Did you know there is a tax on gas?
November 25, 2019
Taxes are a constant everywhere in life. For many, gas seems like the one good which is not subject to taxes. However, unlike most other goods in the United States, the price displayed represents the total price – including taxes. Minnesota residents pay a $0.28 state tax in addition to a $0.184 federal tax on every gallon of gas. Out of the 50 states, Minnesota has the 28th highest gas tax rate. This tax reached 13.8 percent in mid-January 2019. Consumers have a right to know how much taxes they are paying at the pump.
Take a moment to think of any other good which specifically groups the tax into the price or does not display the tax rate on the receipt. There exists no other products which hide the tax amount within the price of the product. It seems quite malicious that this additional cost is secretly funneled into the cost of fuel – especially when the federal government is involved.
In 2007, the Secretary of Transportation admitted that about 60 percent of federal gas taxes are used for highway and bridge construction while the remaining 40 percent goes to earmarked programs.
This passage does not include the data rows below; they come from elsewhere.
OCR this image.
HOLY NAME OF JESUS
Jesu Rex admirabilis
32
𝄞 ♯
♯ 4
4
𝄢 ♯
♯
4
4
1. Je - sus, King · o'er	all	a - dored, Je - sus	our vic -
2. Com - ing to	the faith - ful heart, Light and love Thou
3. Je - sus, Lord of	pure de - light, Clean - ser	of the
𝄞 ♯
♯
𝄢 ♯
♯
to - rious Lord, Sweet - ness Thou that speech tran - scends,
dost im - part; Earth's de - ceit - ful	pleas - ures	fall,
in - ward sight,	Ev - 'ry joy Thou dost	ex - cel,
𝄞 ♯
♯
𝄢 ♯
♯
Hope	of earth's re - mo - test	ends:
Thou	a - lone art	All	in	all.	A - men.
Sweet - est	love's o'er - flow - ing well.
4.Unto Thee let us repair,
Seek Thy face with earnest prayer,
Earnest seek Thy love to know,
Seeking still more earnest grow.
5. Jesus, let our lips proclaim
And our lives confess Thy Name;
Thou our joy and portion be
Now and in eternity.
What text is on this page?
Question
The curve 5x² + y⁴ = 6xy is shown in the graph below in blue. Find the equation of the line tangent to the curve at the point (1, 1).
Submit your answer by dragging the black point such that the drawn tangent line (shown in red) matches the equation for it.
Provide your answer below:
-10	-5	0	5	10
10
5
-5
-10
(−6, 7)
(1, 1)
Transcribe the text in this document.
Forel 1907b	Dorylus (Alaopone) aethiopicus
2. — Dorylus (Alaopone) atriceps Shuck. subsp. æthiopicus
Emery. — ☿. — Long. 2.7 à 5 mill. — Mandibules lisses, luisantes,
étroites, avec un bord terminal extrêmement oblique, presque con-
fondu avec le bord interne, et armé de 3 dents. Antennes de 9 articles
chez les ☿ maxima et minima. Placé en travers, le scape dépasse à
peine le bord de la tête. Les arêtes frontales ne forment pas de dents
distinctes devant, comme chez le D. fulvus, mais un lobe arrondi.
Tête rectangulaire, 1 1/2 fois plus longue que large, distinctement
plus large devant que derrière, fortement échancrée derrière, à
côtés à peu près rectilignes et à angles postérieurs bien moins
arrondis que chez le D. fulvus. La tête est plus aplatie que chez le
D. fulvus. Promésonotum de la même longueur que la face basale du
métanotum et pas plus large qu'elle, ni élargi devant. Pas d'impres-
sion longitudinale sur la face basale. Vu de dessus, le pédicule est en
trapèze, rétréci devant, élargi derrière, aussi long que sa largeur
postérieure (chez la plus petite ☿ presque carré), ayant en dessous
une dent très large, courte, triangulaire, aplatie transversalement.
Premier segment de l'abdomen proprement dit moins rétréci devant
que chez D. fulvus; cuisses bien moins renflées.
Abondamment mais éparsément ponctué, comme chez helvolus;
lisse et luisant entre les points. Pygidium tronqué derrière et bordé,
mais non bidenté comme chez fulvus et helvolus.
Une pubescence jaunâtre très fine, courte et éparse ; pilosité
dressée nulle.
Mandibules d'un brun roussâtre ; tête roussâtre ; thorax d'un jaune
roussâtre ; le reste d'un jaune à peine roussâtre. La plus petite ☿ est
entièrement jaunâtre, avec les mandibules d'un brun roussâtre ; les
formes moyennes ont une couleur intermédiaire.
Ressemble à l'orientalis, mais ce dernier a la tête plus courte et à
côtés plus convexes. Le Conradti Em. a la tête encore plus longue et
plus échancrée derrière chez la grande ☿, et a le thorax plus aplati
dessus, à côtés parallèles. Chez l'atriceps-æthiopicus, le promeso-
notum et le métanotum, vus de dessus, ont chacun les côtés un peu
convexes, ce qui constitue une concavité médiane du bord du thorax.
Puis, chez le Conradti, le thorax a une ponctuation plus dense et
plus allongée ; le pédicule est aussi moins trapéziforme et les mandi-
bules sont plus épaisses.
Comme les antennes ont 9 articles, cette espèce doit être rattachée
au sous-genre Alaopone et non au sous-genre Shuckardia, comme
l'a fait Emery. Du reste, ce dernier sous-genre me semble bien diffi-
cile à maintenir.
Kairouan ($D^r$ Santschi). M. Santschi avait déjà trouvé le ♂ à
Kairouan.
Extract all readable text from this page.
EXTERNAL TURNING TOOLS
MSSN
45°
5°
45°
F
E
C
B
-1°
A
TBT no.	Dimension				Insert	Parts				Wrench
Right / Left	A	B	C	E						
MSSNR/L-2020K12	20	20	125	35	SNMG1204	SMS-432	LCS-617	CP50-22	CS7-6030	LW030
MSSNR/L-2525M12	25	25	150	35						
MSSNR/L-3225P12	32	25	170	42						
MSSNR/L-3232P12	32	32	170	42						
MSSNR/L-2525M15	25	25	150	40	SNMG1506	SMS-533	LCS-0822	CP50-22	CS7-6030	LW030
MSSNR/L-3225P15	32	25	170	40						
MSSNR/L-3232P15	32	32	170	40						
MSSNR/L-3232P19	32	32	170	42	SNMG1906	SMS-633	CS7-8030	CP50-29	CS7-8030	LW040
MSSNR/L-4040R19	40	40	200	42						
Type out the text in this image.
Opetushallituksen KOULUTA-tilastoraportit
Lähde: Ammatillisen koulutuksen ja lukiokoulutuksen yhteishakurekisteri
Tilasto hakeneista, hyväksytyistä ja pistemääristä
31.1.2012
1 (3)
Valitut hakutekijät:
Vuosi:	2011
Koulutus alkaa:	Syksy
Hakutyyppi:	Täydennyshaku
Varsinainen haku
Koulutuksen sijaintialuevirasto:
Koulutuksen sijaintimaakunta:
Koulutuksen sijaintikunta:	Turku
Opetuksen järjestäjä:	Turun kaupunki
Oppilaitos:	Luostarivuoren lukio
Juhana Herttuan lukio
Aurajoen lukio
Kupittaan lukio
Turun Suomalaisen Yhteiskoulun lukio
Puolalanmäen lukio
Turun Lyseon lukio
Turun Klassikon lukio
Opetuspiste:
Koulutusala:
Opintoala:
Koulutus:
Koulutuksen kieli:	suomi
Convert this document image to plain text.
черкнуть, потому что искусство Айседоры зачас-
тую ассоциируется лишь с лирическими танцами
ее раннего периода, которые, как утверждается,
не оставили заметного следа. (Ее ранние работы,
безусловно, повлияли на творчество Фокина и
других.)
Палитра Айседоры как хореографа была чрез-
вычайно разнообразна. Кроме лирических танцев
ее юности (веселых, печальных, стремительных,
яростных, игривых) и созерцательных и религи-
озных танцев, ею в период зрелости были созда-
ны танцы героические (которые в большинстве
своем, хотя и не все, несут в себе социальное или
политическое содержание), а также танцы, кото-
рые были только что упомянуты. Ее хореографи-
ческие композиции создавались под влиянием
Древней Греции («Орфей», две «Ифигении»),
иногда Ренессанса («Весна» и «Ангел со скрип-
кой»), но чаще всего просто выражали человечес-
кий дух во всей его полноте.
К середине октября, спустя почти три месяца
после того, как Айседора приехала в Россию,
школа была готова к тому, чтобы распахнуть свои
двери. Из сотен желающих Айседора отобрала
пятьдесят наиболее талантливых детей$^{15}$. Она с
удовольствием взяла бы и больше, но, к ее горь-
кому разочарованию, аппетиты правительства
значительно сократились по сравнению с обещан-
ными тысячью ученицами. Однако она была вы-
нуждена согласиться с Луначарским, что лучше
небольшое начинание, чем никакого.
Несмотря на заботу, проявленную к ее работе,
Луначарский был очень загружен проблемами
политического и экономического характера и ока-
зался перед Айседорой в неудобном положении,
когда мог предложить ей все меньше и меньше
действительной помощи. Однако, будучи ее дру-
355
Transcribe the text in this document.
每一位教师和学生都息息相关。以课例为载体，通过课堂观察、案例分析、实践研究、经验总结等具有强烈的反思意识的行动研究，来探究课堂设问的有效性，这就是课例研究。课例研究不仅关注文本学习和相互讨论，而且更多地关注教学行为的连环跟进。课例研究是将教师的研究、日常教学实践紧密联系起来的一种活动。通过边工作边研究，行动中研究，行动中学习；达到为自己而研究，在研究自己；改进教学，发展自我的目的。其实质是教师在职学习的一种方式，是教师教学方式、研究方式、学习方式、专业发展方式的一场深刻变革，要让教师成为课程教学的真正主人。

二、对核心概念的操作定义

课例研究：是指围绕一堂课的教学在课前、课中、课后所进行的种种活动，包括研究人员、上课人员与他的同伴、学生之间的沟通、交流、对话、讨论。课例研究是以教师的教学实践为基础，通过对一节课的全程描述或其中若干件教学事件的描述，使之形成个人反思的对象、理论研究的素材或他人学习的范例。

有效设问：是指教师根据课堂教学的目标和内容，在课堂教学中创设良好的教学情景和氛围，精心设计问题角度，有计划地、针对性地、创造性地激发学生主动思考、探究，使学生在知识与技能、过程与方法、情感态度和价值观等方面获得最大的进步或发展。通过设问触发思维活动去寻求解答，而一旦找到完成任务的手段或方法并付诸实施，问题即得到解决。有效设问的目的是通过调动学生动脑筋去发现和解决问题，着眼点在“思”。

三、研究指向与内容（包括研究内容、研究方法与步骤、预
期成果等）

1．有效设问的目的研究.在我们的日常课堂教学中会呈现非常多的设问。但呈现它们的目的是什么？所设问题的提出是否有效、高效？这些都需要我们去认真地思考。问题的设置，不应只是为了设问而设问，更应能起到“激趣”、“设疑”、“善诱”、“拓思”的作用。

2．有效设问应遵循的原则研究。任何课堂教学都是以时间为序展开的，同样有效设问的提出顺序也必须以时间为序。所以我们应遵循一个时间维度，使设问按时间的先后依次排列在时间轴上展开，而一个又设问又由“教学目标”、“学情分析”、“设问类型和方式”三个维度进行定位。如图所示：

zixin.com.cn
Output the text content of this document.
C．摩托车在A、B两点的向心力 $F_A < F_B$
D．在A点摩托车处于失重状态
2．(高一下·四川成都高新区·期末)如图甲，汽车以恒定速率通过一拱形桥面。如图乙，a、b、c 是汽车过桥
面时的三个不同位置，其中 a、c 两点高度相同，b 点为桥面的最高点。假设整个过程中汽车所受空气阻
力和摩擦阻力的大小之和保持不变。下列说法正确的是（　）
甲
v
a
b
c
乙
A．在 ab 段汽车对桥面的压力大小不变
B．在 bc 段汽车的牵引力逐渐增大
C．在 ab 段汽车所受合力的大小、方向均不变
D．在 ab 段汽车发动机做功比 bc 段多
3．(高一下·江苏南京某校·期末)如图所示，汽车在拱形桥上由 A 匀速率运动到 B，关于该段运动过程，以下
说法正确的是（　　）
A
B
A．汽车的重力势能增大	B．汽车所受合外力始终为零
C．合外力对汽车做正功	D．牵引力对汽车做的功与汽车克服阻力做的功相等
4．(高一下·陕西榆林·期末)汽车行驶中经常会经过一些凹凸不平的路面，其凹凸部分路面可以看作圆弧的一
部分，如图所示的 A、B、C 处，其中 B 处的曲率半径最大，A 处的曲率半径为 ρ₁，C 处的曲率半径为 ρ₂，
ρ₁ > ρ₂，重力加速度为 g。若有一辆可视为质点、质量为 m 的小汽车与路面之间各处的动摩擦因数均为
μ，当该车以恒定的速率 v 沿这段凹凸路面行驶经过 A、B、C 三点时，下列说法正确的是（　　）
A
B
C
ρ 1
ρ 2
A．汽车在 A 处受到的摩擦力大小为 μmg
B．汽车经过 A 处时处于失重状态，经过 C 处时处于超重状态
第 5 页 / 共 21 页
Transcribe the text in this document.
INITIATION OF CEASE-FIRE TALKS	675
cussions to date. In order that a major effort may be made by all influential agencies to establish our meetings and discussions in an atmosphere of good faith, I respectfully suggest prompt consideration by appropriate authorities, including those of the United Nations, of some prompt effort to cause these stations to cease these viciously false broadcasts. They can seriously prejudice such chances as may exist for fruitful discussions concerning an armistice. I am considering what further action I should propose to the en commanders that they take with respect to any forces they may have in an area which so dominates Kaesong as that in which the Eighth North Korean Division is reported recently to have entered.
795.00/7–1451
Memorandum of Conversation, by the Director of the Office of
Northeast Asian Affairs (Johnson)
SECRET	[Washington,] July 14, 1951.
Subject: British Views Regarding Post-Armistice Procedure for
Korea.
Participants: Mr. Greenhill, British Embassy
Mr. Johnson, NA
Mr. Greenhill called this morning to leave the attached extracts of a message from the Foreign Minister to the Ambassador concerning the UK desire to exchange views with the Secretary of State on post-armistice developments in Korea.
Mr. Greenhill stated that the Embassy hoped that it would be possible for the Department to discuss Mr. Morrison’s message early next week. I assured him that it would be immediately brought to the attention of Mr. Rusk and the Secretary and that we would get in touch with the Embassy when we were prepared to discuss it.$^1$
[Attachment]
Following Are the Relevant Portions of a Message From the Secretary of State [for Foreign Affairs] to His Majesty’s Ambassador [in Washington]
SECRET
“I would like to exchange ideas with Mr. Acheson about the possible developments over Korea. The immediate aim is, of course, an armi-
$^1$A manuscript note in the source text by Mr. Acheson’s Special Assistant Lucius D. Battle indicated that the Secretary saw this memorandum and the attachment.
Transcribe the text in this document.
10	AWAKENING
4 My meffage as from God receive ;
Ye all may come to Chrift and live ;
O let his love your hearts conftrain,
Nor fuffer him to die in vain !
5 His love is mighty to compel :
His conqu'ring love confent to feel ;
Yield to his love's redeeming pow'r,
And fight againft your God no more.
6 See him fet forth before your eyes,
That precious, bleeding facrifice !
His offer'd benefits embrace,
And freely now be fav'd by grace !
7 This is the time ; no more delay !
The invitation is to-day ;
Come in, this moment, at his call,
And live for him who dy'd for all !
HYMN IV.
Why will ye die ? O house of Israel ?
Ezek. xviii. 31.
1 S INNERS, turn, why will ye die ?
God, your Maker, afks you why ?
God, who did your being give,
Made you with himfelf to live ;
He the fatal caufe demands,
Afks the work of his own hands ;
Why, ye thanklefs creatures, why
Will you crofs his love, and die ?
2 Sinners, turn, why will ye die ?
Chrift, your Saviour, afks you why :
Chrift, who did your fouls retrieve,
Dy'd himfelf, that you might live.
These earmarked proceeds typically sit within a rainy day fund for the Department of Transportation to do who knows what. On the state level, these tax revenues follow nearly the same trend but are used directly at a higher rate for infrastructure projects. Minnesotans see the effects of these taxes year-round as construction seems to also be a constant in life.
The gas taxes imposed by the state represent a useful method for selectively raising funds for a service from those who use the service the most. The federal gas tax is akin to a sales tax, however it is nearly triple the cost. While these taxes may be necessary, the question of why they are hidden to the consumer still lingers.
One current method for exposing this petty structure is through a truth-in-labeling law. This law would mandate gas stations to inform consumers of exactly how much of the price is going to the gas and how much is going to state and federal taxes. The easiest method for implementation of this proposal is a simple label placed on each pump. These labels would be funded by the state and federal tax subsidies and do not represent an undue burden. Another option would be to include this information on printed receipts – like every other good sold within the United States.
These taxes are not the end of the world and represent a legitimate method for raising vehicle related funding; however, there needs to be transparency with the consumer. Increased transparency will lead the public to understand the complete cost of a transportation infrastructure better and likely cut down on fuel consumption.